Ayurveda attempts to bring the organism back into its original balance. It is difficult to remember that unless one has had a very balanced lifetime; food, relationship and resident choices are sometimes arbitrary and are not at all in keeping with one’s constitution. Just as in homeopathy, one seeks to restore the original constitution, so too does ayurveda through food, exercise, adherence to certain spiritual practices, seek to do the same. For example, in ayurveda, if one is a Vata type, it is not recommended to do aerobics, for the simple reason that wind and bursts of energy deleteriously affect the Vata disposition. Pittas, known for their high energy, given to playing tennis and other competitive sports which they thrive on, might be encouraged not to play tennis under a noonday sun since that would aggravate their condition Kapha types, while in their ideal state of good stamina and resilience, but in their detrimental state of sluggishness and inertia, would probably be encouraged to choose gentle walking or bicycling, so as to move their solidity. So we see that in ayurveda one treats the individual very individually. Contrary to western medicine, which seeks to give one pill to fit everybody, ayurveda is designed with you in mind.
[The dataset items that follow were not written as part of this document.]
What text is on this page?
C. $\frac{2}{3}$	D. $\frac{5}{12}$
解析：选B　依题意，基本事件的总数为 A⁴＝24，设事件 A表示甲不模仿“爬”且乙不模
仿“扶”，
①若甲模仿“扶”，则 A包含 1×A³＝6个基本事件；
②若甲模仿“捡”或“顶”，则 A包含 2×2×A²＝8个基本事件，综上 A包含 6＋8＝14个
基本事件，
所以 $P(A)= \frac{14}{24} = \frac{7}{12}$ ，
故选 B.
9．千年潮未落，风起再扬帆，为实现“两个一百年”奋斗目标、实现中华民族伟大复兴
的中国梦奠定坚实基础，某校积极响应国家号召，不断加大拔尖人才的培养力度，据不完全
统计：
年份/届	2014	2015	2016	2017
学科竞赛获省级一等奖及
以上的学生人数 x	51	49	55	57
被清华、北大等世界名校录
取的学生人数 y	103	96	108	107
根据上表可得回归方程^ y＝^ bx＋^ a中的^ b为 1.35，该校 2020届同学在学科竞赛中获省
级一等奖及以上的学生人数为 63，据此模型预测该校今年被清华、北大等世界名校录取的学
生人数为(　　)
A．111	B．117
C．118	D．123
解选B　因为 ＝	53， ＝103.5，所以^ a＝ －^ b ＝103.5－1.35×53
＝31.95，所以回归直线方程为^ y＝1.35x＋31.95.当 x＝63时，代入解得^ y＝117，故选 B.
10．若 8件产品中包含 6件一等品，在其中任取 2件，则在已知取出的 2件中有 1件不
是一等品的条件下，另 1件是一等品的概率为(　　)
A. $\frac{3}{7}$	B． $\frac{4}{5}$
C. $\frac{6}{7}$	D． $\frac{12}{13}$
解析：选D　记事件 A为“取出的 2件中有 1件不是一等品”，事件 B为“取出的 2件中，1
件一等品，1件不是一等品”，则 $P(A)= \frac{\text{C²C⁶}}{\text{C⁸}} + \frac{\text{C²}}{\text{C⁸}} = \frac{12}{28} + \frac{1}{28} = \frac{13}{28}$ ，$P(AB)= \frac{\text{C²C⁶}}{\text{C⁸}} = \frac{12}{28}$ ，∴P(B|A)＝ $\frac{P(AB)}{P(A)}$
In ayurveda, it is not just by food alone do we become balanced however. That is the extraordinary thing about ayurvedic medicine. A doctor of ayurveda would not merely look at your diet or symptoms and then prescribe a drug or herb that fits all. Ayurvedic medicine looks at the person or patient in his or her totality. The questions of what are your dosha, your lifestyle, your food consumption and your spiritual practice are some of the components of healing in ayurveda. What brings balance to the person is not just by treating their constitutional ailments, but also by bringing serenity and harmony to their total selves. That has been called the “mean” of ayurveda.
This is done by various means. Ayurveda looks at when you eat, how you eat, and what you eat. It is that old maxim that we are what we eat. If you were predominantly Vata, in ayurveda, this would indicate that you are a pretty sensitive soul, particularly susceptible to the influences of heat, light, wind, etc. Many things can upset you. In fact, I knew a person who had a fan in her room that became aggravating. It is said in ayurveda that if a person is ill or out of balance, the first thing to look for is the Vata dosha. One must bring the Vata dosha back into balance in ayurveda.
How does one do that? Since Vata is usually a nervous condition, one strives to bring balance and harmony, and basically, to soothe the person’s nature. In ayurveda, this means providing food that is comforting and warm. For example, for breakfast, a nice breakfast of a warm cereal would be beneficial. Lunch and dinner would again perhaps be some nice warm and comforting soups. Spicy food should be avoided because that would be heating and exciting. Then one would look at the patient’s relationships, lifestyle and spiritual practice. In ayurveda, these are the best medicine for the patient.